An open appointment calendar is now available that acts like Open Table, where customers can search for and schedule appointments.
More tools are on the way. CTO Prakash Khot told Healthcare Dive the company is preparing to release about a dozen features in the coming months, including a directory to connect patients and providers to each other.
In addition, a national master patient index, a data terminology rationalization tool and the ability for developers to connect to the company's processing and data layers are all in the works.
Platforms for practices
The tools are the beginning of work elimination tasks the company is betting on to shift administrative burden away from physicians onto the company or patients themselves.
"The ability to eliminate administrative cost is a valuable arrow to have in your quiver," Bush said on the company's most recent earnings call.
The larger idea is to build a generalizable platform combining identity, patient data and access management — key ingredients to health information management no matter the clinical specialty — that can be re-used for different workflows.
The company also hopes to expand into small hospitals and build workflows for laboratory, pharmacy, imaging and surgery services.
“Each one of those represents not only an ingredient to the hospital market but an opportunity to be a market in-and-of themselves," Bush said.
If and when the services stand on their own, the company can re-use the base platform to add specific workflows necessary in other business segments.
It's a long game with an eye toward providing a platform for which developers can build tools on top of athenaNet for clinicians.
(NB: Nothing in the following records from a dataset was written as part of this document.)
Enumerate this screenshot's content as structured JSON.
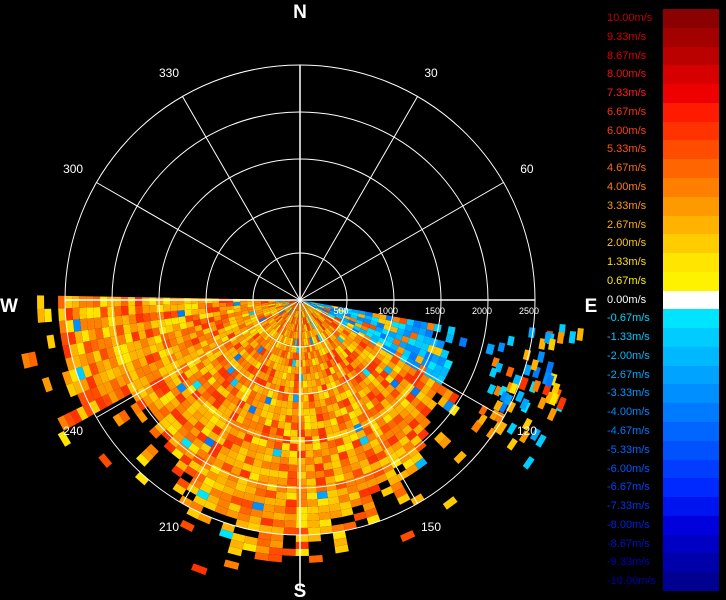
{
  "cardinals": {
    "n": "N",
    "s": "S",
    "e": "E",
    "w": "W"
  },
  "bearings": [
    {
      "angle": 330,
      "label": "330"
    },
    {
      "angle": 30,
      "label": "30"
    },
    {
      "angle": 300,
      "label": "300"
    },
    {
      "angle": 60,
      "label": "60"
    },
    {
      "angle": 240,
      "label": "240"
    },
    {
      "angle": 120,
      "label": "120"
    },
    {
      "angle": 210,
      "label": "210"
    },
    {
      "angle": 150,
      "label": "150"
    }
  ],
  "range_rings": [
    {
      "value": 500,
      "label": "500"
    },
    {
      "value": 1000,
      "label": "1000"
    },
    {
      "value": 1500,
      "label": "1500"
    },
    {
      "value": 2000,
      "label": "2000"
    },
    {
      "value": 2500,
      "label": "2500"
    }
  ],
  "legend": [
    {
      "label": "10.00m/s",
      "color": "#8b0000",
      "text_color": "#c00000"
    },
    {
      "label": "9.33m/s",
      "color": "#a30000",
      "text_color": "#d00000"
    },
    {
      "label": "8.67m/s",
      "color": "#bb0000",
      "text_color": "#e00000"
    },
    {
      "label": "8.00m/s",
      "color": "#d60000",
      "text_color": "#f01010"
    },
    {
      "label": "7.33m/s",
      "color": "#ee0000",
      "text_color": "#ff2020"
    },
    {
      "label": "6.67m/s",
      "color": "#ff1a00",
      "text_color": "#ff3010"
    },
    {
      "label": "6.00m/s",
      "color": "#ff3300",
      "text_color": "#ff4010"
    },
    {
      "label": "5.33m/s",
      "color": "#ff4c00",
      "text_color": "#ff5510"
    },
    {
      "label": "4.67m/s",
      "color": "#ff6600",
      "text_color": "#ff6a10"
    },
    {
      "label": "4.00m/s",
      "color": "#ff7f00",
      "text_color": "#ff8010"
    },
    {
      "label": "3.33m/s",
      "color": "#ff9900",
      "text_color": "#ff9910"
    },
    {
      "label": "2.67m/s",
      "color": "#ffb200",
      "text_color": "#ffb010"
    },
    {
      "label": "2.00m/s",
      "color": "#ffcc00",
      "text_color": "#ffc810"
    },
    {
      "label": "1.33m/s",
      "color": "#ffe500",
      "text_color": "#ffdd10"
    },
    {
      "label": "0.67m/s",
      "color": "#fff200",
      "text_color": "#fff010"
    },
    {
      "label": "0.00m/s",
      "color": "#ffffff",
      "text_color": "#ffffff"
    },
    {
      "label": "-0.67m/s",
      "color": "#00e5ff",
      "text_color": "#00d8ff"
    },
    {
      "label": "-1.33m/s",
      "color": "#00ccff",
      "text_color": "#00c8ff"
    },
    {
      "label": "-2.00m/s",
      "color": "#00b8ff",
      "text_color": "#00b8ff"
    },
    {
      "label": "-2.67m/s",
      "color": "#00a3ff",
      "text_color": "#00a8ff"
    },
    {
      "label": "-3.33m/s",
      "color": "#008fff",
      "text_color": "#0098ff"
    },
    {
      "label": "-4.00m/s",
      "color": "#007aff",
      "text_color": "#0088ff"
    },
    {
      "label": "-4.67m/s",
      "color": "#0066ff",
      "text_color": "#0078ff"
    },
    {
      "label": "-5.33m/s",
      "color": "#0052ff",
      "text_color": "#0066ff"
    },
    {
      "label": "-6.00m/s",
      "color": "#003dff",
      "text_color": "#0055ff"
    },
    {
      "label": "-6.67m/s",
      "color": "#0029ff",
      "text_color": "#0044ff"
    },
    {
      "label": "-7.33m/s",
      "color": "#0014f0",
      "text_color": "#0033ee"
    },
    {
      "label": "-8.00m/s",
      "color": "#0000dd",
      "text_color": "#0022dd"
    },
    {
      "label": "-8.67m/s",
      "color": "#0000c4",
      "text_color": "#0011cc"
    },
    {
      "label": "-9.33m/s",
      "color": "#0000aa",
      "text_color": "#0000bb"
    },
    {
      "label": "-10.00m/s",
      "color": "#000090",
      "text_color": "#0000aa"
    }
  ],
  "colors": {
    "background": "#000000",
    "grid": "#ffffff",
    "approaching": "#00c8ff",
    "receding": "#ff9900"
  }
}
It's a strategy to help create a stickiness for athenaNet not just for clinicians using the tools but also for those developing the add-on tools.
A new face for a new year
While 2017 laid the foundation for the company's "platform-as-a-service" vision, the company is looking to scale its current offerings and client base.
Since last May when hedge fund Elliott Management, led by billionaire activist investor Singer, disclosed a 9.2% interest in the company, athenahealth has been shaking up its senior management structure.
The investor in a May SEC filing said the stock was "significantly undervalued and represent an attractive investment opportunity."
In August, the company said it would establish the separate role of president, a title Bush previously held; the search is ongoing.
Last November, Marc Levine was named the company's new CFO.
Immelt joined as chairman of the board in February, the latest in senior management changes. He served as CEO and chairman for GE for 16 years and helped GE Healthcare go from a $3 billion enterprise to $20 billion.
"It’s a huge win for a little company like ours," Bush said. "The board and I wanted a chairman that could handle the complexity of healthcare ... but also understood digitization at a massive scale."
Immelt has previous experience working with activist investors Trian Partners while at GE.
Athenahealth says it has the pieces in place to grow in 2018. The question for the year: Can it deliver?
The company provided its 2018 guidance at its investor summit on Feb. 15.
Athenahealth expects a total revenue range of $1.31 billion to $1.38 billion, an increase over the total $1.2 billion revenue it hit in 2017.